Pimentel's message is compelling. At current growth rates, world population will expand from 5.6 billion to 8.4 billion 30 years from now and perhaps 15 billion by the end of the next century. Developed countries like the United States will continue to grow, but the great bulk of the increase will come in poorer nations. This is not theory but simple mathematics.

Meanwhile, the evidence of depletion and degradation in the resources on which all rely is mounting. When looked at in the aggregate, productive arable land, water, energy sources, the biodiversity that indicates a healthy ecosystem - all are in decline.
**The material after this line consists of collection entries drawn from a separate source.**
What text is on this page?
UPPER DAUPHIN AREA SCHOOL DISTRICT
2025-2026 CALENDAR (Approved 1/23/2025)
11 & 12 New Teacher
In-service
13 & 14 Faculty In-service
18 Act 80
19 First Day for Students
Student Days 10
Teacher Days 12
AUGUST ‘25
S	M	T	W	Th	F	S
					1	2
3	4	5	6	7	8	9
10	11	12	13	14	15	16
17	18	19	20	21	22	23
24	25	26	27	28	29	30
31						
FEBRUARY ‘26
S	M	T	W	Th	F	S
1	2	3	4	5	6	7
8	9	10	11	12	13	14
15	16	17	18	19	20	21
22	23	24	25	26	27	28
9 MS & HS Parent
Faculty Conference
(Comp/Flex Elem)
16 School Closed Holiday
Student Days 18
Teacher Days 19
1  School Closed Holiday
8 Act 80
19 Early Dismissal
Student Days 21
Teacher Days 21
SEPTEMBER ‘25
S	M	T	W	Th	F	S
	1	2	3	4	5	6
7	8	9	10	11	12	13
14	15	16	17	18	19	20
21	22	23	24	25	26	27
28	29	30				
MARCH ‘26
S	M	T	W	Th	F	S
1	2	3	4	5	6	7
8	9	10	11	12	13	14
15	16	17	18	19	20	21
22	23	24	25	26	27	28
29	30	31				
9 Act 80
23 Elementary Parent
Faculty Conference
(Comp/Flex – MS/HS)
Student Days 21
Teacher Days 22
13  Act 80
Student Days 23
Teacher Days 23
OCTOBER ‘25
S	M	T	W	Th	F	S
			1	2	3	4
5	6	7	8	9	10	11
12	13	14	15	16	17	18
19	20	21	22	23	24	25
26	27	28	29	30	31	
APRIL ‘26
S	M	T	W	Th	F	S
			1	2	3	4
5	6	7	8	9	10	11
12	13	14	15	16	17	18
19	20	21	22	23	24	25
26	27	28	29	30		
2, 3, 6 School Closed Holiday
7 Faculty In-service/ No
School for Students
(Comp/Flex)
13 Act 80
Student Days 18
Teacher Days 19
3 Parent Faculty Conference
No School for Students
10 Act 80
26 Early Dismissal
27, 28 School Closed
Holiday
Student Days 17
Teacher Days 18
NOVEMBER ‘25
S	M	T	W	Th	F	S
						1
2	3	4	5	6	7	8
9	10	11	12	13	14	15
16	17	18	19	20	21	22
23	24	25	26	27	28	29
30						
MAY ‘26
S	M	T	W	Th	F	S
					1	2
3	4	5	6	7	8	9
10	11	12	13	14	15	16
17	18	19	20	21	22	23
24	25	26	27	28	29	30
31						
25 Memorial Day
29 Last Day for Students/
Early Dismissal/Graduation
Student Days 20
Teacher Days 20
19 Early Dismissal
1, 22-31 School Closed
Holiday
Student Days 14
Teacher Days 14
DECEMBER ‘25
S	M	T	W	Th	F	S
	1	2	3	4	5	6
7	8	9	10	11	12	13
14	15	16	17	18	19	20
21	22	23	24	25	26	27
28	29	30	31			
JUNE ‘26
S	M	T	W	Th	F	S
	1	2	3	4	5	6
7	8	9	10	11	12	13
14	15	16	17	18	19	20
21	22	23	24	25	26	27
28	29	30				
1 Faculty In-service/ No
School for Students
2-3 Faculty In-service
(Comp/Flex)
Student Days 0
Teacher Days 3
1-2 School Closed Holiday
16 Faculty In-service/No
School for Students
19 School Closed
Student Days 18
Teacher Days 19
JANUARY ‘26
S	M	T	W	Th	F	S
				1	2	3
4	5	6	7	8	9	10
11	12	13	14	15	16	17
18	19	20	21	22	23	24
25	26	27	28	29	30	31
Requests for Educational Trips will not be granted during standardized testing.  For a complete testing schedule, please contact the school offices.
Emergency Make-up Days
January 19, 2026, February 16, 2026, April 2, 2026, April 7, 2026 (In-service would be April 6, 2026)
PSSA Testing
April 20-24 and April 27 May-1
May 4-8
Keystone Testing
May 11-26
Such assertions are based on quantifiable data like falling water tables, deforestation, and rates of soil erosion.

The result of steadily growing population and declines in the basics of survival - food, water, and energy - is that 1.6 billion people already are malnourished and from 1.2 to 2 billion live in poverty. This leads Pimentel and his colleagues to conclude with a question: ``Does human society want 10 to 15 billion humans living in poverty and malnourishment or 1 to 2 billion living with abundant resources and a quality environment?''

Some argue that there are promising technological answers out there. Genetic farming to produce more food with fewer chemicals. Cheap new sources of power like fusion. More efficient ways of using water and energy. Governments are putting more effort into exploring and developing these possibilities, and that's good. But suppose these don't deliver the way their boosters hope they will. Suppose the next scientific fix ends up like the ``green revolution'' - providing more crops for some while the overall number of hungry persons increases (and unintended harmful side effects result as well). Any answer must include a steady reduction in population growth rates. Otherwise the ``fully conscious'' revolution Mr. Ruckelshaus says is necessary to achieve real sustainability will never occur.